In dieser Folge werden wir Zeugen einer blutigen Schlägerei, einer gewalttätigen Rauferei, eines Boxkampfes, eines mutmasslichen Giftmordes und einer Hinrichtung. Man muss den Film situieren: Er spielt in Spanien, in einem Luxushotel und zur Zeit der „Belle Époque“, also vor etwa 120 Jahren – in einer Zeit und in einer Gesellschaft also, in der viele Konflikte noch direkter, brutaler, grausamer „bereinigt“ wurden. Damals wurden in Spanien alle Todesurteile mit der Garotte vollzogen, und man muss daran erinnern, dass diese Hinrichtungsart auch unter dem Franco-Regime weiter galt – bis 1974. Franco starb 1975. Wer die ganze Serie verfolgt, lässt sich auf die Umstände der Zeit an der Wende des 19. zum 20. Jahrhundert ein. Zieht man dies in Betracht, so ist der Film für Erwachsene ohne weiteres zumutbar. Selbst die Hinrichtung ist relativ dezent ins Bild gesetzt: Man sieht vor allem den Henker, der an der Winde dreht. Auch wenn ich solche Szenen nicht wünsche: Sie gehören zur historischen Wahrheit und charakterisieren auch im Spielfilm die Prägungen einer bestimmten Epoche.

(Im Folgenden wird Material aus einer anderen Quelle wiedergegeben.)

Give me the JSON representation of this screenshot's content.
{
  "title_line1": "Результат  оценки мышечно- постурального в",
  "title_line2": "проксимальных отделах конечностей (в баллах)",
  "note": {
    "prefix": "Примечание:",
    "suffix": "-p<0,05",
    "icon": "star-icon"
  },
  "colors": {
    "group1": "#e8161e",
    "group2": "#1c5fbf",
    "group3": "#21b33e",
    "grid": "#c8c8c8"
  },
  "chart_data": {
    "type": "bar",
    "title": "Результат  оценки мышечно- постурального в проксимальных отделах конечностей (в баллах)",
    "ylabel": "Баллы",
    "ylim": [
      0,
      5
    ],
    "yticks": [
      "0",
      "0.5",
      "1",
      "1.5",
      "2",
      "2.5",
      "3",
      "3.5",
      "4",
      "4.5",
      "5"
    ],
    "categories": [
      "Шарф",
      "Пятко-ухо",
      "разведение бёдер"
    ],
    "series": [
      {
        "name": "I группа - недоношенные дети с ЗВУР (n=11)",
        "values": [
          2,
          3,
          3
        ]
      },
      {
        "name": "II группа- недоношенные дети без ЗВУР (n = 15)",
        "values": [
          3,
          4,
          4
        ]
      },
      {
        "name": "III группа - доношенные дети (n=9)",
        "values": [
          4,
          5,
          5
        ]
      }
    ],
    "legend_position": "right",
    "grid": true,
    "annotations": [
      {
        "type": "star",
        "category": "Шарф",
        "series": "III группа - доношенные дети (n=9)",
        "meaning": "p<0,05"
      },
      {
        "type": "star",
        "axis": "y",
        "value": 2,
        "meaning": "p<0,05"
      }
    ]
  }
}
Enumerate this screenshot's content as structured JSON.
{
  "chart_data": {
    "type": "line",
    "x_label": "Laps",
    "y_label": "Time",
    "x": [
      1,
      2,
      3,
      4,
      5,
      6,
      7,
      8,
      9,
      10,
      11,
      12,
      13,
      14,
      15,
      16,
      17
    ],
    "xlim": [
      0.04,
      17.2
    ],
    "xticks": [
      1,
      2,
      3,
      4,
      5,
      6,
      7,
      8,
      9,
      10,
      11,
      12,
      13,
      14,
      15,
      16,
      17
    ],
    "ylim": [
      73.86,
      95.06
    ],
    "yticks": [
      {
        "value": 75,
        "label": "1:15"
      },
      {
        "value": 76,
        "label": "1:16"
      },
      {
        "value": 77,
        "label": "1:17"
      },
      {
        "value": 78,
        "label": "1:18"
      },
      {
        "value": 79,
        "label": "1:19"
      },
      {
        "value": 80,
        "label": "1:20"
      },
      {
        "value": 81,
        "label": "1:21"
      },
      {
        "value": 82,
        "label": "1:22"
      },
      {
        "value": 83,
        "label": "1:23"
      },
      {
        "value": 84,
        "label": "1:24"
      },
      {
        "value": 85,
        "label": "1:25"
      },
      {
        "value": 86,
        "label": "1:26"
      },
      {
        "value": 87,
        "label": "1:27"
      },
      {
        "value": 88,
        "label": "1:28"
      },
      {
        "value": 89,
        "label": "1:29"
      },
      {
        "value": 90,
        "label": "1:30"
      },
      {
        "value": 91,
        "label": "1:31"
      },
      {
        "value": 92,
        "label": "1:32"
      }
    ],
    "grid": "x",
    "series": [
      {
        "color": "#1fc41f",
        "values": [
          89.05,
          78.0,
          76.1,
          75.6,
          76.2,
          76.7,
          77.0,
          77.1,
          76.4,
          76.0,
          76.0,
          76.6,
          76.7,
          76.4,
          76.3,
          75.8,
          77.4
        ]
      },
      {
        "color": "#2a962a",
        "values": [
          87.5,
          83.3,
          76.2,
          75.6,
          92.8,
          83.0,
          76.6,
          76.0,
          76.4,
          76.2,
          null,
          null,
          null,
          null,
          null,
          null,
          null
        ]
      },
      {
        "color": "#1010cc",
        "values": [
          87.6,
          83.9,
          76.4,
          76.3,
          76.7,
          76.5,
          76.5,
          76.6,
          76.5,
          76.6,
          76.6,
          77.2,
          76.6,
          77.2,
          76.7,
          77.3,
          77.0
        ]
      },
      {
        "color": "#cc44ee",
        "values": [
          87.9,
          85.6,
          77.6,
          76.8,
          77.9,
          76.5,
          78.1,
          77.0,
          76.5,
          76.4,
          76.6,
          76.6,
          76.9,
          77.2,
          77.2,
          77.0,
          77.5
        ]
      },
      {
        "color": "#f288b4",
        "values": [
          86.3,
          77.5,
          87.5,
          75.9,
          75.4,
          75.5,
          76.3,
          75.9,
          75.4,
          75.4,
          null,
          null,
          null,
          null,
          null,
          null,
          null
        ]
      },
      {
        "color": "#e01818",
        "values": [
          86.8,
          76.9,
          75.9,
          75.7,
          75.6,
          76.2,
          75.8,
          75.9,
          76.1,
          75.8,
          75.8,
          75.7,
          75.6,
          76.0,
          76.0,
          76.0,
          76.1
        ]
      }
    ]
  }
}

Anders sieht es hingegen in Bezug auf Kinder aus. Der 1. Oktober, als der Film am Nachmittag gezeigt wurde, war ein Samstag. Am Samstag sind die Kinder nicht in der Schule, sondern zu Hause (soweit sie nicht an Freizeitaktivitäten wie Pfadfinderübungen und Ähnliches teilnehmen). Zwar sind in der Regel auch die Eltern zu Hause und können auf die Kinder aufpassen, doch es dürfte nicht allzu selten sein, dass die Eltern noch beim Einkaufen unterwegs sind, während die Kinder zu Hause mit ihren i-Phones beschäftigt sind oder auch fernsehen. Es ist also nicht unwahrscheinlich, dass Kinder „Grand Hotel“ guckten. Kinder aber müssten von Sex- und Gewaltszenen, wie sie im Film vorkommen (blutige Schlägerei, Beischlafszene, Hinrichtung) verschont werden.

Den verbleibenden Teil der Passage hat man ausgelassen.